WashU Dining Services Continues Improvements in Sustainability and Efficiency

Since last fall, campus-wide efforts toward sustainability have taken hold at WashU. Thanks to successful partnerships with Bon Appétit, student groups, the Green Dining Alliance and the Office of Sustainability, WashU Dining Services has recently reached some notable milestones.

Ibby’s Receives Top-Tier Sustainability Certification

Last October, WashU Dining Services went through the process of certifying Ibby’s at the DUC through the Green Dining Alliance (GDA), a sustainability certification program for restaurants in the St. Louis area. Six Dining Services representatives, including WashU Dining Services Manager Paul Schimmele and Bon Appétit Regional Support Manager Chris Ipanis, participated in the in-depth, 2-hour audit. The in-person audit provided an opportunity for both reporting on current efforts as well as discussing a path for continued improvement toward sustainability needs and goals.

Earning a 5-star certification, the highest level of recognition within the program, Ibby’s stands as “the sustainable alternative to the fast-casual dining lifestyle that is typically associated with student life”, as GDA program manager Jenn DeRose writes in her report. Self-service or a-la-carte, Ibby’s menus always feature delicious meals using quality products sourced from local farms such as Ozark Forest mushrooms, Companion breads, Rain Crow Ranch beef and even freshly picked basil and tomatillos from the herb garden, and seasonal veggies from the on-campus farm, Burning Kumquat.

Upon receiving this top-level sustainability award from the Green Dining Alliance, Dining Services accelerated their efforts to advance sustainability in Ibby’s operations. Following the recommendations outlined in the GDA report, small changes were immediately implemented to improve the resource efficiency of the venue. Weather strips were replaced around the doors to avoid energy loss, aerators were installed on faucets to save water, and new motion sensors in the basement will significantly reduce the amount of electricity used for lighting.

Campus-Wide Efforts to Reduce Single-Use

In addition to sourcing better food and increasing resource efficiency, WashU Dining is pushing forward programs and operational changes to reduce the amount of materials entering the waste stream.

Adding on to the successful Bottomless Coffee Mug, the new “Refill & Refresh” program allows students to receive a soda membership, making it more affordable to drink out of a reusable, rechargeable cup rather than a single-use one. Saving thousands of disposable cups, the program has also dramatically reduced the consumption of sugary drinks on campus!

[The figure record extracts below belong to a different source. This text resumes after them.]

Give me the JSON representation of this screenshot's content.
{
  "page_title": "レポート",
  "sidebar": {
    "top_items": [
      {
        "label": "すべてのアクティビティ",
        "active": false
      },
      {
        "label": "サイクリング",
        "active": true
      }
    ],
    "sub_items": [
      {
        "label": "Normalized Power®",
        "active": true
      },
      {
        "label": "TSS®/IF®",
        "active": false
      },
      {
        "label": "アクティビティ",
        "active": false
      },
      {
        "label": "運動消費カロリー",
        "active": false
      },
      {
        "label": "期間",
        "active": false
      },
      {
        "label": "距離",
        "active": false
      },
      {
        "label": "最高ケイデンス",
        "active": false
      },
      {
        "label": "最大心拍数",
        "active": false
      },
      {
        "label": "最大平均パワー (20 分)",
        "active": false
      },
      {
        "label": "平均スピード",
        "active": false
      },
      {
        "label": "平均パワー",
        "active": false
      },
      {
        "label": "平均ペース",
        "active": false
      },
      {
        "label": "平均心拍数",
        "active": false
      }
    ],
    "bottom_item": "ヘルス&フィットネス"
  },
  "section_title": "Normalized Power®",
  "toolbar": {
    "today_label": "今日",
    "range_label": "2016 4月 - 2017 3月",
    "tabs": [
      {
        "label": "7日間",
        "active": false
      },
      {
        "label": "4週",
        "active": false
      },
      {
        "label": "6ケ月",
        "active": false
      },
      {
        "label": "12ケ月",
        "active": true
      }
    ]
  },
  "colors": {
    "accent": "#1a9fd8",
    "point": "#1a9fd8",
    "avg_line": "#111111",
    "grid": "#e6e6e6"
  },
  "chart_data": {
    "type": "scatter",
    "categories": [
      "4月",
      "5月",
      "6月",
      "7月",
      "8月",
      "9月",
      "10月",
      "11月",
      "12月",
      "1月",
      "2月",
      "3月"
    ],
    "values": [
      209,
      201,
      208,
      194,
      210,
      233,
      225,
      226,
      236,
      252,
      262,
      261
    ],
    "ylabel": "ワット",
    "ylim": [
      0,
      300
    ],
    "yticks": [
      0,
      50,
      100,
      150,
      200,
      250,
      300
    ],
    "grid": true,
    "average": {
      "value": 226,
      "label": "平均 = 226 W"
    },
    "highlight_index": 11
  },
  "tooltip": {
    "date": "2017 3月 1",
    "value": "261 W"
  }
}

Small changes can make a big difference. WashU Dining has proved it by saving hundreds of paper napkins (and hundreds of dollars) by simply moving the napkin holders from individual tables to a central location in the server. Just like we have learned that “all you can eat” generates more food waste than controlled portions, we now know that by making napkins and straws a little less visible and accessible, we can save a lot of materials and invite more responsible behaviors.

Straws on Request: a Pilot that Could Become the Norm

 

Responding to a demand from the student community, Dining Services is piloting a “straws on request” approach in Bear’s Den, making it the default to skip the straw. Customers who want a straw have to “just ask” the cashier to receive a straw.

Dining staff has observed a significant change in behavior since the straws are located at the cashiers. Demedrius, who has been working in WashU dining halls for 14 years, says that most students don’t request a straw, because they just don’t need a straw. In addition to reducing waste, the new set-up has also made Demedrius’ job more efficient. “It’s easier for us, as we don’t need to pick up all the straws and papers that students used to leave behind all over the place”.

WashU Dining is excited to save straws, and money, as a result of the change. “If the pilot proves to be successful, we will look at further implementation across campus”, says WashU Dining Services Manager Paul Schimmele.

While straws and napkins remain available for customers who do need them, the new arrangements encourage us to become  more aware and make more responsible decisions regarding our consumption habits.

PRO TIP: Taking your beverage on the go? Grab a lid but leave the straw behind. You can take the lid off and drink from the rim when you get to your destination!

DID YOU KNOW? Reusable straws are inexpensive and easy to acquire. The WashU bookstore is selling reusable straws, and they are available at several events as a giveaway promotion!